Heterogeneous architectures, Hybrid methods, Hierarchical matrices for Sparse Linear Solvers

Abstract

Sparse direct solvers is a time consuming operation required by many scientific applications to simulate physical problems. By its important overall cost, many studies tried to optimize the time to solution of those solvers on multi-core and distributed architectures. In this talk, we will present recent advances on PaStiX ( https://gitlab.inria.fr/solverstack/pastix), a supernodal sparse direct solver, which has been enhanced by the introduction of Block Low-Rank compression. We will compare the numerical stability, and the performance in terms of memory consumption and time to solution of different approaches by selecting when the compression of the factorized matrix occurs.

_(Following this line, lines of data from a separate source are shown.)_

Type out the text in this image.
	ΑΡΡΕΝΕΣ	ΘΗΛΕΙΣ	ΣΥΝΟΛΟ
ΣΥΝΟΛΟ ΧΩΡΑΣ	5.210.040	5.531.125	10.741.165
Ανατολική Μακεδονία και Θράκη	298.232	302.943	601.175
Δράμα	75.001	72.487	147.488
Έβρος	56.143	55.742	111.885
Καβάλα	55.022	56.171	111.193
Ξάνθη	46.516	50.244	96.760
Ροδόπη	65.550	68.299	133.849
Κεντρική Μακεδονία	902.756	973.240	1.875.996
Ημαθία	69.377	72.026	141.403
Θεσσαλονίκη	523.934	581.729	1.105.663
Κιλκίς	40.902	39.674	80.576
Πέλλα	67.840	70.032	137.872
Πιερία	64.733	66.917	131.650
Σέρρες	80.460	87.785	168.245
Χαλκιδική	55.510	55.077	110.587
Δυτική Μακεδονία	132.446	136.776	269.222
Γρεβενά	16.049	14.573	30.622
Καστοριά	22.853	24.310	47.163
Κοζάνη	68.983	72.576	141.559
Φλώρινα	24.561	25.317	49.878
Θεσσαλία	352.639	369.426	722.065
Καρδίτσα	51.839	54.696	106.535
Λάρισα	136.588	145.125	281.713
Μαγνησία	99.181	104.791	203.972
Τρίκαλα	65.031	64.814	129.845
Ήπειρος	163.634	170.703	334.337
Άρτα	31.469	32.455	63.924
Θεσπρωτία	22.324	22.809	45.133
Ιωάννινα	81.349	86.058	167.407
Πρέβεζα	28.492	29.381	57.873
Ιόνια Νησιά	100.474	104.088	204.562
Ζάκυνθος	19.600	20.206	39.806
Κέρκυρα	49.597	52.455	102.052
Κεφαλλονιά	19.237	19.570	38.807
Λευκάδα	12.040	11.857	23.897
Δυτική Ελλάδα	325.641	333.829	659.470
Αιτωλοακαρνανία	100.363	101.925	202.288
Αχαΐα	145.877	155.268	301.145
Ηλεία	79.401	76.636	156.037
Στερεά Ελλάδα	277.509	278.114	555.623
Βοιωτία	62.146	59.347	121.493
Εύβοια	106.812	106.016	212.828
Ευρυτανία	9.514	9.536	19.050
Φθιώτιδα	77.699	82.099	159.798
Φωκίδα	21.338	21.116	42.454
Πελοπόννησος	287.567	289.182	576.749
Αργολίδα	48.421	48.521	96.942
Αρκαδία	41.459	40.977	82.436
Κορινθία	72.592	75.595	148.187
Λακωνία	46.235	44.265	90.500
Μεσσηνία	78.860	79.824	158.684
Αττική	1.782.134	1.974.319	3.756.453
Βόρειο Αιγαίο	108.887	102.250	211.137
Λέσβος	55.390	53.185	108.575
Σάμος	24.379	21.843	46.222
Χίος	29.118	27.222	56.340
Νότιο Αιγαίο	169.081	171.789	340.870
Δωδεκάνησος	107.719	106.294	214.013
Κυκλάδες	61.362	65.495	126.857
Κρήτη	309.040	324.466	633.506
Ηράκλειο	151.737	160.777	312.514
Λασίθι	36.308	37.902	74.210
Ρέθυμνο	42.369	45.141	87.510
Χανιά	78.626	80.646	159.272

Many works have also addressed heterogeneous architectures to exploit accelerators such as GPUs or Intel Xeon Phi with interesting speedup. The new implementation on top of runtime systems (PaRSEC, StarPU), will be compared with the static scheduling used in previous experiments. Among the preprocessing steps of a sparse direct solver, reordering and block symbolic factorization are two major steps to reach a suitable granularity. In this talk, we will present a reordering strategy to increase off-diagonal block sizes. It enhances BLAS kernels and allows to handle larger tasks, reducing runtime overhead. Finally, in order to improve the efficiency of the sparse update kernel for both BLR (block low rank) and HODLR (hierarchically off-diagonal low-rank), we are currently investigating the BDLR (boundary distance low-rank) method to preselect rows and columns in the low-rank approximation algorithm.